クリスマスの時期に、よく透明の丸いボールの中に雪が降っている置物(スノードーム)がお店にあるでしょう。あれを見て、あ、こんなん舞台でやれないかなって考えたのがきっかけです。
大がかりなセットに小道具もあって打ち合わせが大変そうでしたが、前の日に一度合わせただけとか…
はい。もちろん個別には確認してますけど、照明も音楽も全部本番通りに合わせたのは昨日1回です。僕が舞台正面から見て、指示を出して。本番は舞台に出てるので、客観的に完成形を見られないのが残念ですが(笑)。
楽しいことをみんなで一緒にやっていきたい
3月28日で31歳になられて、座長21年目に入る今、役者としてのターニングポイントでは
ここからが勝負だと思っています。10年前に兄貴(恋川純弥)が抜けて、心哉くん(現・劇団心座長碧月心哉)が抜けて、風馬くん(恋川風馬 2020年退団)が抜けて、みんながいたらお客様ももっと入ったかなと思ったこともありました。
でも、どんな時も座長として乗り越えなきゃしょうがないし、今一緒にやってくれている人を大切にする方が、座長としてあるべき思いだと。いろんなことが入り混じった10年…楽しいです、すごく。
今が、楽しいと。
今がめっちゃ楽しい。やりたいと思ったことをすぐに表現出来るみんながいて。昔がそうじゃなかったとかじゃなくて、それぞれその時代で良かった。
僕自身はどん底の苦労って、してないんですよ。兄貴が抜けて大変だったけれど、それで成長できたし、親父が一から劇団を立ち上げた苦労とは比じゃないレベルなので、もっともっと苦労した方が良い劇団になるのかなって思うんです。
それには自分を追い込むことです。
自分を追い込むとは。
何も出ない時でも絞り出して新しいお芝居やショーを考えたり、もっと自分を追い込む苦労をしていけば、お客様になって返ってくるのじゃないかなって。

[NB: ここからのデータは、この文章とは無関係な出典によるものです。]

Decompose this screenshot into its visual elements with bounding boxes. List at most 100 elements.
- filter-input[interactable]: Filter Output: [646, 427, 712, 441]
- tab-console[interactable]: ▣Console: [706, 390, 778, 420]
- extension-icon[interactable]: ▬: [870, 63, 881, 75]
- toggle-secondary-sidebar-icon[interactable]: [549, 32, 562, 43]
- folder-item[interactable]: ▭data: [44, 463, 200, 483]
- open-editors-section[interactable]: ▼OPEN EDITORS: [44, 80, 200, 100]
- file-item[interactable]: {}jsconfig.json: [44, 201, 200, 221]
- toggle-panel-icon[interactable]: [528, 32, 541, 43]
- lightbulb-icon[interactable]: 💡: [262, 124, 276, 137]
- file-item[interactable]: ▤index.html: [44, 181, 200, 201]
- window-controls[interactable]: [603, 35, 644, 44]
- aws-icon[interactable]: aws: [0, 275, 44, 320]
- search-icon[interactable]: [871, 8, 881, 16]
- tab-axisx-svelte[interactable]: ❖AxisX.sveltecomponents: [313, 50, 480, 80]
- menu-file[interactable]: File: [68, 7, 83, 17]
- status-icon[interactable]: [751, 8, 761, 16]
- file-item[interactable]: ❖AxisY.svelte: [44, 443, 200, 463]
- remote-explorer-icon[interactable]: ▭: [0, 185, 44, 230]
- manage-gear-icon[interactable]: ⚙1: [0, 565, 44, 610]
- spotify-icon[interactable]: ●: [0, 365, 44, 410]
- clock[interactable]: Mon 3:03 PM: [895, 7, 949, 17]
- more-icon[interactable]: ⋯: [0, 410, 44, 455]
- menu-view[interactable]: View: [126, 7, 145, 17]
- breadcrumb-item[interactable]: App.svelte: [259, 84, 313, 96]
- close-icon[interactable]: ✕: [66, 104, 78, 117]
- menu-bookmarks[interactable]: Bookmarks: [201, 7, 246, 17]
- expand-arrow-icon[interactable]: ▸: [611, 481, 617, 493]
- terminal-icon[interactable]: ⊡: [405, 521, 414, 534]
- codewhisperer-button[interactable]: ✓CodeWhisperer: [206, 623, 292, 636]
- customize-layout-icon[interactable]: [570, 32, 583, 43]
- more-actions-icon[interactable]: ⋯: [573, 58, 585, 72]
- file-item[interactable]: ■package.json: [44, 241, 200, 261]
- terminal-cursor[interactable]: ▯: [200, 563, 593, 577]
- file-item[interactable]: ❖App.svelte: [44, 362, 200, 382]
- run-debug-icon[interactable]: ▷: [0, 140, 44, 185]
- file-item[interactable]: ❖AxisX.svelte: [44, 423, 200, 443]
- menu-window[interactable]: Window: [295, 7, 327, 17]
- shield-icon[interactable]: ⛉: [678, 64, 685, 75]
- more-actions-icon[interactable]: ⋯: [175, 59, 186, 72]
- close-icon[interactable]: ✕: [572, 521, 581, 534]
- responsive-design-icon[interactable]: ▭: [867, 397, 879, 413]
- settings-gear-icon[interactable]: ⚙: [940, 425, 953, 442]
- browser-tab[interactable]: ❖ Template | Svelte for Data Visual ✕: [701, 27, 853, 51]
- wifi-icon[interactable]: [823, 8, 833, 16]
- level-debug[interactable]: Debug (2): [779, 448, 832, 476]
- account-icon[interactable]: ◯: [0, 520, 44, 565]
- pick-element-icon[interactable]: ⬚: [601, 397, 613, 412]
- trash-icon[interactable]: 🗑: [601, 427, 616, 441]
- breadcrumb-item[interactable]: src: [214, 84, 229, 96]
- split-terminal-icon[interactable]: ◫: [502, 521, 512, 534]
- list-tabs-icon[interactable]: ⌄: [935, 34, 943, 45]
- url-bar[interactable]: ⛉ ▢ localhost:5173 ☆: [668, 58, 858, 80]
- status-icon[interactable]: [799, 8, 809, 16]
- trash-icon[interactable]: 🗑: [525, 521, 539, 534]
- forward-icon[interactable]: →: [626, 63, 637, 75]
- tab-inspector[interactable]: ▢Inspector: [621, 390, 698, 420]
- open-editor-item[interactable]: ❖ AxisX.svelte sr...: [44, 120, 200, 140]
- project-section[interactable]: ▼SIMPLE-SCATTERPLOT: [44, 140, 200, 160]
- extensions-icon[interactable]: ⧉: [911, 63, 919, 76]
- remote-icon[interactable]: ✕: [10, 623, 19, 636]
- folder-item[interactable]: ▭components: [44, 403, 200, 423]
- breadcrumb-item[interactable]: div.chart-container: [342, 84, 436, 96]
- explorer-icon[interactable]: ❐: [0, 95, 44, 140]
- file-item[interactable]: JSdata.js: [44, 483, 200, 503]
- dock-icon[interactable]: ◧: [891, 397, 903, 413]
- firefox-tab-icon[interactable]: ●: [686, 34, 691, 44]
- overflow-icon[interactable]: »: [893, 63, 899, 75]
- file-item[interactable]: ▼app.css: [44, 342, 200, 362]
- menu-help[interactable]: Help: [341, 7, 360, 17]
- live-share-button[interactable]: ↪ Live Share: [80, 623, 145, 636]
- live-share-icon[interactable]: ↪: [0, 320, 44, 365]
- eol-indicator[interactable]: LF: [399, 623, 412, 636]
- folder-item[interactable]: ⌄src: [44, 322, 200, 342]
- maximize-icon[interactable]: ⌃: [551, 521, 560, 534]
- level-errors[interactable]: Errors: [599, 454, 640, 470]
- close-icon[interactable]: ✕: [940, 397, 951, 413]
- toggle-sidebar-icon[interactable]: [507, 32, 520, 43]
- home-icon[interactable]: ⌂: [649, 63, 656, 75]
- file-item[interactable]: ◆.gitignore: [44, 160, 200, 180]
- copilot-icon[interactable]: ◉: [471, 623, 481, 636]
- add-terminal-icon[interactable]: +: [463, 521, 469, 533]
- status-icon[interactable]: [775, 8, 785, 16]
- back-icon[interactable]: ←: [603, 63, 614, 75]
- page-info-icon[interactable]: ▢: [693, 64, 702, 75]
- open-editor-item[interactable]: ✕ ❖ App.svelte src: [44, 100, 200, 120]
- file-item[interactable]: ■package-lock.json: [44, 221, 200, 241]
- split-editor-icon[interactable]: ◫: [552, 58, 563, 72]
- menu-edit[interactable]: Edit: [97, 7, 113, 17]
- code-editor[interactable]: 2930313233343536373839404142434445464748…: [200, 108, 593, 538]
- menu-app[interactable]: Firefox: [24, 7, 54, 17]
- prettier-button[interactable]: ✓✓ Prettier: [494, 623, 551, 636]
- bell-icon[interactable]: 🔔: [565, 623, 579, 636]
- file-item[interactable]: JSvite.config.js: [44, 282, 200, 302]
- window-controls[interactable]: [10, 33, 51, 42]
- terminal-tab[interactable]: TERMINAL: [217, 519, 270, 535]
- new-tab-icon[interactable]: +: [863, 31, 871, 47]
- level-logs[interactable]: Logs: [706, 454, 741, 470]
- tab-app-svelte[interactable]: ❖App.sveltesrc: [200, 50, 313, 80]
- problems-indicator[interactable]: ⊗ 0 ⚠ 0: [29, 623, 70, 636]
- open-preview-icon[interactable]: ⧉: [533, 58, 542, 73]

強豪はいっぱいいますが、やるからには一番になりたい。僕は『なんであの人たちの方が上なんだろう』って思ったことは一度もないんですよ。それだけの努力をされているからだと思っています。
それでもやるからには、一番を目指してやっていくと。6人でも12人分のパワーでやるつもりで、と、みんなに教えているところなんですけど、だんだん加齢で疲れも溜まってきますから(笑)、来年はもう1ヶ月休みを増やすなど、みんなで頑張ってやっていけたらと思っています。
みんなで出来るペースでやっていくということですね。
コロナで休みになった時に、劇団のみんなで有馬温泉に行ったんです。
その時に気づいたのは、みんなとは大変なことしか一緒にしてなかったなーって。お酒を飲んであーだこーだ喋ったり、トランプで遊んだりとか、仕事じゃないことを一緒にしてこなかったんです。
なるほど、仕事のしんどいことだけを…
『楽しいことも苦しいことも一緒にやろう』って言いながら、苦しいことばかり一緒にして、楽しいことをやるときはバラバラでした。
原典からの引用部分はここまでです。